Eason stressed the importance of focusing on quality of life, rather than being consumed by the idea of death. She attributed this outlook to her boyfriend in the Philippines. "I think it has to do with the culture he was brought up in," she said. "When I told him I had HIV he just said, 'so we may fall in love and die happy.' It was really nice having such positive support."

Though some students were opposed to Eason's beliefs, they agreed that the forum had an accepting attitude for alternate viewpoints. "She was really positive about the different opinions," freshman Sarah Rasheed said.

One area of contention surrounded Eason's recent discovery that she might be able to inform the man who infected her that he is a carrier of HIV. Many students were shocked and confused by her inclination to not tell him.

"In Tanzania, it's a death sentence to be told you have HIV," Eason said in explanation. "I'm not sure what placing the burden would do; he doesn't have the same medical help we get in the US."

The most heated dissent surrounded Eason's opinion on when to reveal one's HIV-positive status. As a member of the Wellesley rugby squad, Eason immediately informed the team that she had been infected with HIV. The girls supported Eason, she said, and would not allow her to follow through with her initial plan to quit the team. The squad did not inform opposing teams of Eason's condition, however, a decision that many of Monday night's attendees found unfair and inappropriate.
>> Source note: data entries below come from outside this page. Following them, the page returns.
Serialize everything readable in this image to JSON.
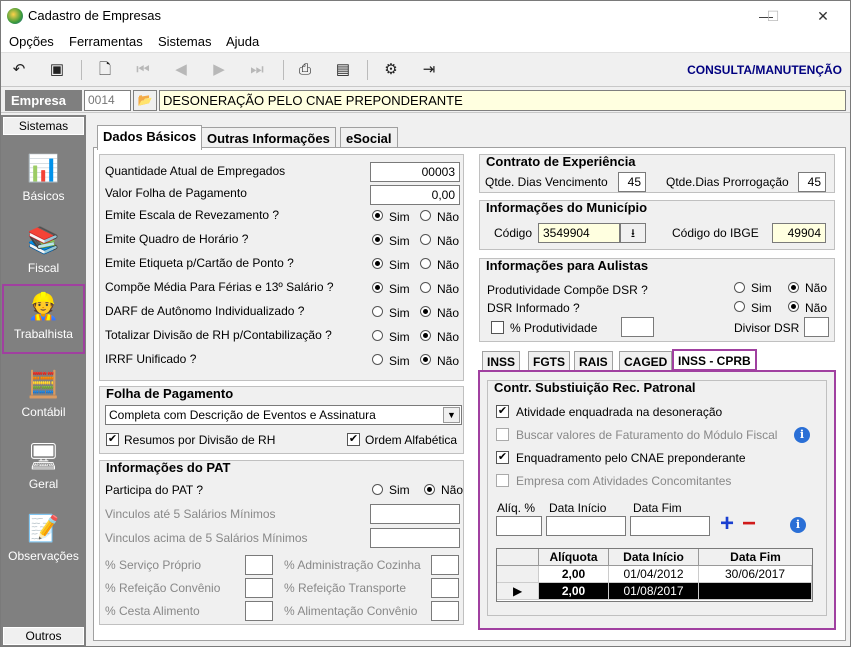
{
  "window": {
    "title": "Cadastro de Empresas"
  },
  "menu": [
    "Opções",
    "Ferramentas",
    "Sistemas",
    "Ajuda"
  ],
  "toolbar": {
    "mode": "CONSULTA/MANUTENÇÃO"
  },
  "company": {
    "label": "Empresa",
    "code": "0014",
    "name": "DESONERAÇÃO PELO CNAE PREPONDERANTE"
  },
  "sidebar": {
    "header": "Sistemas",
    "footer": "Outros",
    "items": [
      "Básicos",
      "Fiscal",
      "Trabalhista",
      "Contábil",
      "Geral",
      "Observações"
    ],
    "selected": "Trabalhista"
  },
  "tabs": [
    "Dados Básicos",
    "Outras Informações",
    "eSocial"
  ],
  "basic": {
    "employees_label": "Quantidade Atual de Empregados",
    "employees_value": "00003",
    "payroll_label": "Valor Folha de Pagamento",
    "payroll_value": "0,00",
    "yes": "Sim",
    "no": "Não",
    "questions": [
      {
        "label": "Emite Escala de Revezamento ?",
        "value": "Sim"
      },
      {
        "label": "Emite Quadro de Horário ?",
        "value": "Sim"
      },
      {
        "label": "Emite Etiqueta p/Cartão de Ponto ?",
        "value": "Sim"
      },
      {
        "label": "Compõe Média Para Férias e 13º Salário ?",
        "value": "Sim"
      },
      {
        "label": "DARF de Autônomo Individualizado ?",
        "value": "Não"
      },
      {
        "label": "Totalizar Divisão de RH p/Contabilização ?",
        "value": "Não"
      },
      {
        "label": "IRRF Unificado ?",
        "value": "Não"
      }
    ]
  },
  "folha": {
    "title": "Folha de Pagamento",
    "option": "Completa com Descrição de Eventos e Assinatura",
    "resumos_label": "Resumos por Divisão de RH",
    "alfabetica_label": "Ordem Alfabética"
  },
  "pat": {
    "title": "Informações do PAT",
    "participa_label": "Participa do PAT ?",
    "participa_value": "Não",
    "vinc5_label": "Vinculos até 5 Salários Mínimos",
    "vinc5plus_label": "Vinculos acima de 5 Salários Mínimos",
    "servico_label": "% Serviço Próprio",
    "admin_label": "% Administração Cozinha",
    "refeicao_label": "% Refeição Convênio",
    "transporte_label": "% Refeição Transporte",
    "cesta_label": "% Cesta Alimento",
    "alimentacao_label": "% Alimentação Convênio"
  },
  "contrato": {
    "title": "Contrato de Experiência",
    "venc_label": "Qtde. Dias Vencimento",
    "venc_value": "45",
    "prorr_label": "Qtde.Dias Prorrogação",
    "prorr_value": "45"
  },
  "municipio": {
    "title": "Informações do Município",
    "codigo_label": "Código",
    "codigo_value": "3549904",
    "ibge_label": "Código do IBGE",
    "ibge_value": "49904"
  },
  "aulistas": {
    "title": "Informações para Aulistas",
    "prod_label": "Produtividade Compõe DSR ?",
    "prod_value": "Não",
    "dsr_label": "DSR Informado ?",
    "dsr_value": "Não",
    "perc_label": "% Produtividade",
    "divisor_label": "Divisor DSR"
  },
  "subtabs": [
    "INSS",
    "FGTS",
    "RAIS",
    "CAGED",
    "INSS - CPRB"
  ],
  "cprb": {
    "title": "Contr. Substiuição Rec. Patronal",
    "opt1": "Atividade enquadrada na desoneração",
    "opt2": "Buscar valores de Faturamento do Módulo Fiscal",
    "opt3": "Enquadramento pelo CNAE preponderante",
    "opt4": "Empresa com Atividades Concomitantes",
    "aliq_label": "Alíq. %",
    "inicio_label": "Data Início",
    "fim_label": "Data Fim",
    "columns": [
      "Alíquota",
      "Data Início",
      "Data Fim"
    ],
    "rows": [
      {
        "aliquota": "2,00",
        "inicio": "01/04/2012",
        "fim": "30/06/2017"
      },
      {
        "aliquota": "2,00",
        "inicio": "01/08/2017",
        "fim": ""
      }
    ]
  },
  "colors": {
    "highlight": "#a040a0",
    "mode": "#000080",
    "sidebar": "#808080"
  }
}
"I think it was unfair of you to continue playing without notifying other teams about your condition," one freshman girl said. "I want to play rugby here at school and would be uncomfortable knowing there could be a girl playing with HIV without me being told."

Students also seemed troubled by Eason's decision to have unprotected sex with her boyfriend, who is aware that she is HIV positive, or her desire to still have a baby.

"I just don't understand how your partner can be comfortable with having unprotected sex?," one student asked. "Does he want to die?"

Eason did seem to convey effectively the dangers and possibility of contracting HIV even for students at a prestigious university. "When we would get on the bus to come to Boston, we didn't think any of the cute dudes at Harvard, MIT, or Tufts had HIV," she said.

A large portion of Monday's audience consisted of members of AIDS Outreach, a group within the Leonard Carmichael Society (LCS). Other students were interested in learning about living with AIDS while young and in college. "I have always been interested in how society acts with people they perceive to have disabilities, and sadly AIDS has become a disability," freshman Elana Eisen-Markowitz said.

In collaboration with Sex Talk, AIDS Outreach has dedicated this week to educating students at Tufts about HIV/AIDS prevention. The week's activities include Sex Talk Meetings, an AIDS Outreach meeting, and an AIDS film screening. On Saturday, Amnesty International will sponsor the annual Jamnesty for AIDS charities in Carmichael lounge.